"Miss Helmuth!" he called. "Get out here, quick!"

A second later the tent-flap was pulled aside and he saw the girl standing, her revolver in her hand. Her eyes widened in amazement at sight of him standing over the figure of Jenson.

"Get what necessities you must take, and do it in a hurry, please. Potbelly's holding the doctor up there with the shotgun, and we'll have to make tracks for the launch. Don't stop to argue, but for Heaven's sake get a move on if you want to skip out of here!"

He caught one muttered exclamation of something that sounded very much like "Thank God!" and she vanished. It was curious, thought Hammer, that while she had twice repulsed him that same day, with varied degrees of suspicion, she now did as he commanded without a word of protest.

Perhaps Potbelly had something to do with it, or else the sight of Jenson in bonds had influenced her to believe him sincere at last.

He eyed Baumgardner grimly, and, deciding to make the big boatswain of some use, ordered him to take charge of Jenson.

"If he gets away, one of you will stop a bullet," he concluded. "You go first and lead the way, Mohammed Bari."

The Kiswahili grinned, nodding cheerfully and seeming in no wise affected by the display of revolvers by these white men, to whose vagaries he was accustomed.

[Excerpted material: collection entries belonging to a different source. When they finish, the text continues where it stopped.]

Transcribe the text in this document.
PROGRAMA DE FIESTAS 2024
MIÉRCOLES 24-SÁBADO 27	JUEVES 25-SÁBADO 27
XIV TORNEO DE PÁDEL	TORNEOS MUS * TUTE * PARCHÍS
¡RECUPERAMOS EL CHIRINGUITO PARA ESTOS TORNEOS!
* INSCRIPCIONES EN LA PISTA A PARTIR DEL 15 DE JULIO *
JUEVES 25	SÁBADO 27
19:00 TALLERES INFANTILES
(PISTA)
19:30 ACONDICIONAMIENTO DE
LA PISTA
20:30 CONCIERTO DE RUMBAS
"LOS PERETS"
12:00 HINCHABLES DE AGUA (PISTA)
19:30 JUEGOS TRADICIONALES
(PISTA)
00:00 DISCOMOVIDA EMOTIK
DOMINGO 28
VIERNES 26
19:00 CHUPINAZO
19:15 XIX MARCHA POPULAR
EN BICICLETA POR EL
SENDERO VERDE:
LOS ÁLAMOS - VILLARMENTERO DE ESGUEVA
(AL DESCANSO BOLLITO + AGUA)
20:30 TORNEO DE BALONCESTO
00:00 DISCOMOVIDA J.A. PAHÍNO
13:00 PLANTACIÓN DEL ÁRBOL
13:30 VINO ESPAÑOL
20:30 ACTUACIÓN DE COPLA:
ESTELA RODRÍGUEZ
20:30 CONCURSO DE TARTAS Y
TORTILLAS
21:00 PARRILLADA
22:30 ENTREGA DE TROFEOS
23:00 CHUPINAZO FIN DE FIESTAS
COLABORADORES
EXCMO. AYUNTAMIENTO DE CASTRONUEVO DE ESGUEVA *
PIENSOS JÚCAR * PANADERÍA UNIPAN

Looking up at the hill, the American could see the tableau beneath the grass-thatch very clearly.

Potbelly stood with the shotgun at his shoulder, covering Krausz, who still lay on the ground, his heavy curses carrying down to the tents, and behind him stood the six seamen in a bunch.

"I guess that nigger's competent," chuckled Hammer to himself. "Wonder what he knows about my friend John Solomon?"